Mutseketerwa’s elder brother Hector Matondo told The Weekender that his family totally disagreed with the idea to place Patricia’s undergarment in his brothers’ coffin since, as a family, they never knew of their relationship.
“Carlton grew up here with our grandma and moved out about three months ago to stay in Chikanga. We understand that is when Patricia eloped and started staying with my brother.
“They stayed together for about two months. When my brother died, Patricia came and we only thought she came to mourn just like anyone else. When we asked for the keys to Carlton’s house when we wanted to dress him ahead of burial, Patricia initially refused to give us.
“She later accepted to give us the keys after we had told her that she could keep his clothes for good. When we were about to go to the cemetery for burial that is when Patricia’s relatives approached us saying they wanted to perform a certain ritual process that involved placing her undergarment in the coffin,” he said.
Matondo added that his family disagreed with the idea to have Patricia’s undergarment in the coffin since they not only were unaware of such rituals but also his family did not acknowledge Patricia as their daughter in law.
“We refused to have her undergarment in the coffin since we did not know Patricia as our daughter in law. Apart from that we have never heard of such a ritual so we had no business accepting a stranger’s undergarment in our brother’s coffin,” he said.
While at the graveyard, Patricia’s relatives opened the coffin and placed her undergarment inside resulting in the deceased’s relatives refusing to go ahead with the burial rites.
A fight ensued between the two parties, with the coffin being lowered into the grave and retrieved four times as the two families bitterly disagreed.
On a number of occasions, the coffin was opened as the deceased’s relatives took out the undergarment but Patricia’s relatives would place them back against the will of the Mutseketerwa’s relatives.
It was only after armed police was invited to facilitate the burial around 5pm that the undergarment was finally removed and the burial process went ahead.
Patricia’s mother Linda Marere complained that her child’s in-laws refused to listen to the elderly who were present at the funeral.
“It is unfortunate that my child’s in-laws chose to play to the gallery on serious traditional issues that could have been resolved if they had listened to the elders that were present.
“They were cruel to my daughter to the extent that they failed to understand basic traditional processes that demand that a woman’s undergarment is placed in her husband’s coffin to make sure that the deceased husband’s spirit does not follow the woman.
‘I took the two (Patricia and Carlton) as my own children.
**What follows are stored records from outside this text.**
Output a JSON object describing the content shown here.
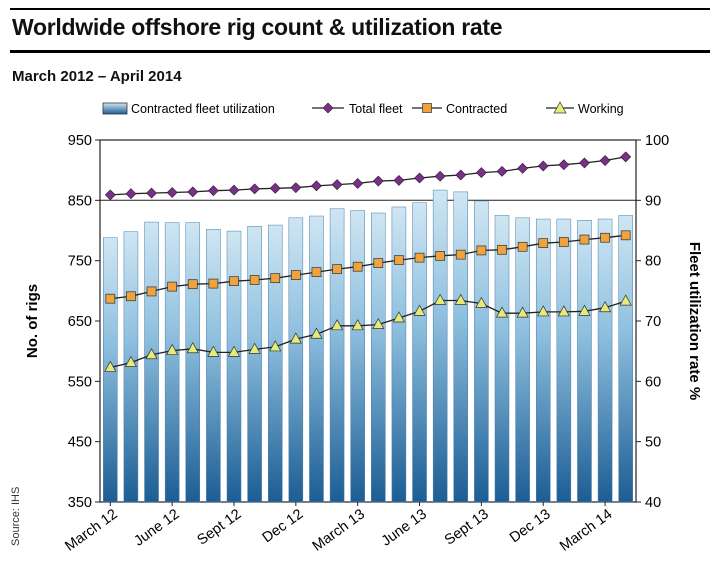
{
  "chart_data": {
    "type": "bar",
    "title": "Worldwide offshore rig count & utilization rate",
    "subtitle": "March 2012 – April 2014",
    "ylabel": "No. of rigs",
    "y2label": "Fleet utilization rate %",
    "ylim": [
      350,
      950
    ],
    "y2lim": [
      40,
      100
    ],
    "yticks": [
      "350",
      "450",
      "550",
      "650",
      "750",
      "850",
      "950"
    ],
    "y2ticks": [
      "40",
      "50",
      "60",
      "70",
      "80",
      "90",
      "100"
    ],
    "xtick_labels": [
      "March 12",
      "June 12",
      "Sept 12",
      "Dec 12",
      "March 13",
      "June 13",
      "Sept 13",
      "Dec 13",
      "March 14"
    ],
    "source": "Source: IHS",
    "legend": {
      "position": "top",
      "entries": [
        "Contracted fleet utilization",
        "Total fleet",
        "Contracted",
        "Working"
      ]
    },
    "colors": {
      "bar_top": "#cfe6f3",
      "bar_bottom": "#1c5d94",
      "total_fleet": "#7a2f8c",
      "contracted": "#f0a23e",
      "working": "#e7ea78",
      "line": "#222222"
    },
    "series": [
      {
        "name": "Contracted fleet utilization",
        "axis": "right",
        "kind": "bar",
        "values": [
          83.8,
          84.8,
          86.4,
          86.3,
          86.3,
          85.2,
          84.9,
          85.7,
          85.9,
          87.1,
          87.4,
          88.6,
          88.3,
          87.9,
          88.9,
          89.6,
          91.7,
          91.4,
          89.9,
          87.5,
          87.1,
          86.9,
          86.9,
          86.7,
          86.9,
          87.5
        ]
      },
      {
        "name": "Total fleet",
        "axis": "left",
        "kind": "line",
        "values": [
          859,
          861,
          862,
          863,
          864,
          866,
          867,
          869,
          870,
          871,
          874,
          876,
          878,
          882,
          883,
          887,
          890,
          892,
          896,
          898,
          903,
          907,
          909,
          912,
          916,
          922
        ]
      },
      {
        "name": "Contracted",
        "axis": "left",
        "kind": "line",
        "values": [
          687,
          691,
          699,
          707,
          711,
          712,
          716,
          718,
          721,
          726,
          731,
          736,
          740,
          746,
          751,
          755,
          758,
          760,
          767,
          768,
          773,
          779,
          781,
          785,
          788,
          792
        ]
      },
      {
        "name": "Working",
        "axis": "left",
        "kind": "line",
        "values": [
          573,
          581,
          594,
          601,
          604,
          598,
          598,
          603,
          607,
          620,
          628,
          642,
          642,
          644,
          655,
          666,
          684,
          684,
          679,
          663,
          663,
          665,
          665,
          666,
          672,
          683
        ]
      }
    ]
  }
}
I actually paid RTGS$500 fine when Carlton was arrested and sentenced to jail with an option for a fine not so long ago. I did that because these were my children. I really wonder why they acted in such a cruel manner. Anyway we took my child’s daughter’s and we are going to take care of the child that she will deliver because she is only two months pregnant,” she said.
When contacted for comment, Zimbabwe National Traditional Healers Association (ZINATHA) president George Kandiero said bereaved families must sit down and agree on traditional rituals without outside interference.
“I think this is an issue that needs bereaved families to sit down and agree on traditional rituals without outside interference. We are Africans, we are not white and we cannot run away from that but at the end of the day what we believe in differs from one area to the other.
“Therefore there is need to sit down, especially elders of both families, and agree on way forward,” he said.
When asked on whether the undergarment ritual actually works or not, Kandiero said: “I cannot really say placing an undergarment in the coffin works or does not work. It depends with the beliefs in a given area and that is why I said there is need to sit down and agree.”